Hospitals may be reluctant to admit patients for TKRs because they worry the admissions will be denied by quality improvement organizations (QIOs), which review short stays, even when they seem medically necessary. “When you’re that hospital that has a large volume and you get one of these denials, that will change your whole way of doing things for fear of getting” referred to a recovery audit contractor for a potentially more merciless audit, said Ronald Hirsch, M.D., vice president of R1 RCM, at an April 4 webinar sponsored by RACmonitor.com.
CMS in the 2018 outpatient prospective payment system regulation took TKRs (CPT code 27447) off the IPO list, which means they fall under the two-midnight rule (“With TKR Off Inpatient-Only List, Comorbidities Take Center Stage,” RMC 27, no. 8; “CMS: TKRs Are Same as Other Procedures; Be Wary of Specialty Society Positions,” RMC 27, no. 9). Hospitals and orthopedic surgeons now decide, patient by patient (fee-for-service), whether to admit as inpatient or perform TKR in an outpatient setting. CMS said comorbidities are a deciding factor; there’s “a subset of Medicare beneficiaries with less medical complexity who are able to receive this procedure safely on a hospital outpatient basis and that providers should adopt evidence-based patient selection protocols to appropriately identify these patients....[However], patients with multiple medical comorbidities, aside from their osteoarthritis, would more likely require inpatient hospitalization and possibly post-acute care in a skilled nursing facility or other facility.” Hospitals may also take into consideration, when deciding on admission, whether patients will need post-operative skilled nursing and post-surgical services.
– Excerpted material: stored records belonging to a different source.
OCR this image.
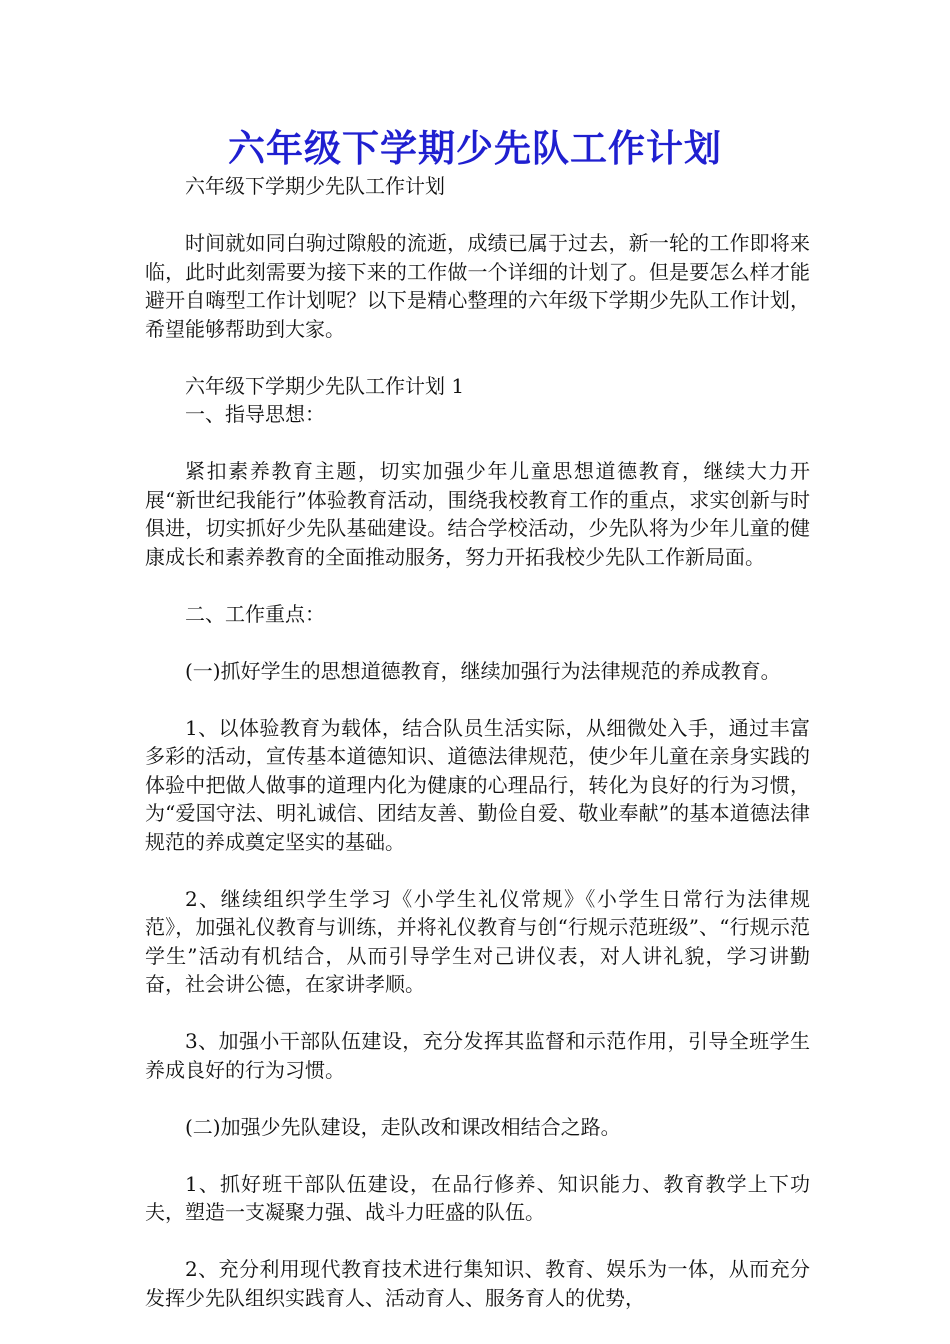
六年级下学期少先队工作计划

六年级下学期少先队工作计划

时间就如同白驹过隙般的流逝，成绩已属于过去，新一轮的工作即将来临，此时此刻需要为接下来的工作做一个详细的计划了。但是要怎么样才能避开自嗨型工作计划呢？以下是精心整理的六年级下学期少先队工作计划，希望能够帮助到大家。

六年级下学期少先队工作计划 1

一、指导思想：

紧扣素养教育主题，切实加强少年儿童思想道德教育，继续大力开展“新世纪我能行”体验教育活动，围绕我校教育工作的重点，求实创新与时俱进，切实抓好少先队基础建设。结合学校活动，少先队将为少年儿童的健康成长和素养教育的全面推动服务，努力开拓我校少先队工作新局面。

二、工作重点：

(一)抓好学生的思想道德教育，继续加强行为法律规范的养成教育。

1、以体验教育为载体，结合队员生活实际，从细微处入手，通过丰富多彩的活动，宣传基本道德知识、道德法律规范，使少年儿童在亲身实践的体验中把做人做事的道理内化为健康的心理品行，转化为良好的行为习惯，为“爱国守法、明礼诚信、团结友善、勤俭自爱、敬业奉献”的基本道德法律规范的养成奠定坚实的基础。

2、继续组织学生学习《小学生礼仪常规》《小学生日常行为法律规范》，加强礼仪教育与训练，并将礼仪教育与创“行规示范班级”、“行规示范学生”活动有机结合，从而引导学生对己讲仪表，对人讲礼貌，学习讲勤奋，社会讲公德，在家讲孝顺。

3、加强小干部队伍建设，充分发挥其监督和示范作用，引导全班学生养成良好的行为习惯。

(二)加强少先队建设，走队改和课改相结合之路。

1、抓好班干部队伍建设，在品行修养、知识能力、教育教学上下功夫，塑造一支凝聚力强、战斗力旺盛的队伍。

2、充分利用现代教育技术进行集知识、教育、娱乐为一体，从而充分发挥少先队组织实践育人、活动育人、服务育人的优势，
Notwithstanding this radical change to a common procedure, CMS stated it didn’t expect a “significant volume” of TKRs to be performed in outpatient settings, according to the regulation.
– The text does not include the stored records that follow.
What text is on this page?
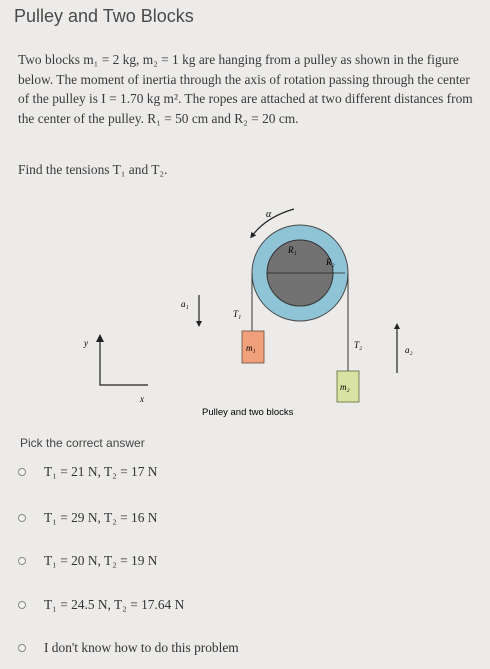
Pulley and Two Blocks

Two blocks m₁ = 2 kg, m₂ = 1 kg are hanging from a pulley as shown in the figure below. The moment of inertia through the axis of rotation passing through the center of the pulley is I = 1.70 kg m². The ropes are attached at two different distances from the center of the pulley. R₁ = 50 cm and R₂ = 20 cm.

Find the tensions T₁ and T₂.

α
R₁
R₂
T₁
T₂
m₁
m₂
a₁
a₂
y
x
Pulley and two blocks

Pick the correct answer

T₁ = 21 N, T₂ = 17 N
T₁ = 29 N, T₂ = 16 N
T₁ = 20 N, T₂ = 19 N
T₁ = 24.5 N, T₂ = 17.64 N
I don't know how to do this problem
Removing TKR from the IPO list threw a wrench into hospitals’ and physicians’ plans under bundled payment programs, such as Bundled Payments for Care Improvement Advanced (BCPIA) and the Comprehensive Care for Joint Replacement (CJR) model. CMS sets “target” prices for a 90-day episode of care for certain procedures and conditions. If spending on the patient is less than the target price, hospitals, physicians and post-acute providers receive a share of the savings, and if it’s more than the target price, they may owe CMS money.
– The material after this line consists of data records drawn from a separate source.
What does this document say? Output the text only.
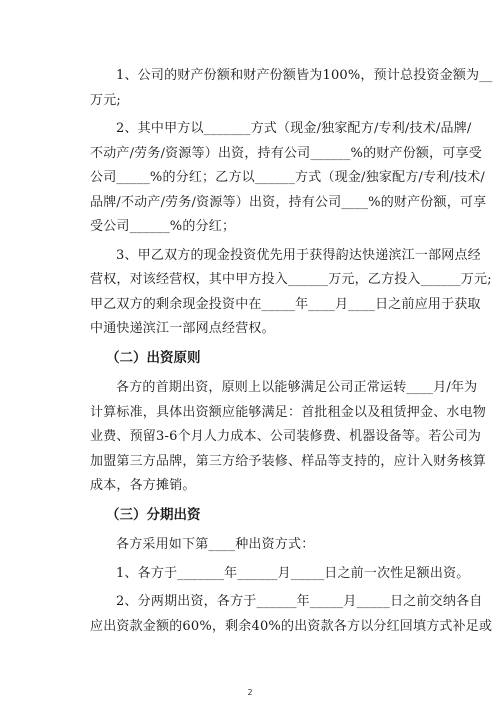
1、公司的财产份额和财产份额皆为100%，预计总投资金额为__
万元;
2、其中甲方以_______方式（现金/独家配方/专利/技术/品牌/
不动产/劳务/资源等）出资，持有公司______%的财产份额，可享受
公司_____%的分红；乙方以______方式（现金/独家配方/专利/技术/
品牌/不动产/劳务/资源等）出资，持有公司____%的财产份额，可享
受公司______%的分红；
3、甲乙双方的现金投资优先用于获得韵达快递滨江一部网点经
营权，对该经营权，其中甲方投入______万元，乙方投入______万元;
甲乙双方的剩余现金投资中在_____年____月____日之前应用于获取
中通快递滨江一部网点经营权。
（二）出资原则
各方的首期出资，原则上以能够满足公司正常运转____月/年为
计算标准，具体出资额应能够满足：首批租金以及租赁押金、水电物
业费、预留3-6个月人力成本、公司装修费、机器设备等。若公司为
加盟第三方品牌，第三方给予装修、样品等支持的，应计入财务核算
成本，各方摊销。
（三）分期出资
各方采用如下第____种出资方式：
1、各方于_______年______月_____日之前一次性足额出资。
2、分两期出资，各方于______年_____月_____日之前交纳各自
应出资款金额的60%，剩余40%的出资款各方以分红回填方式补足或
2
The catch: Only inpatients are eligible for the bundled payment programs, so patients who have TKR in outpatient departments aren’t included. “For a lot of the hospitals, that’s where the controversy comes in,” Hirsch said. “They have worked hard on the bundled payment programs and are sharing money with other providers. It’s a lot of money potentially at risk. When TKR went off the inpatient-only list, they saw the money potentially evaporate.” Of course patients healthy enough for outpatient TKR are more attractive for bundled payments because they would help keep post-acute care and other costs down, he noted.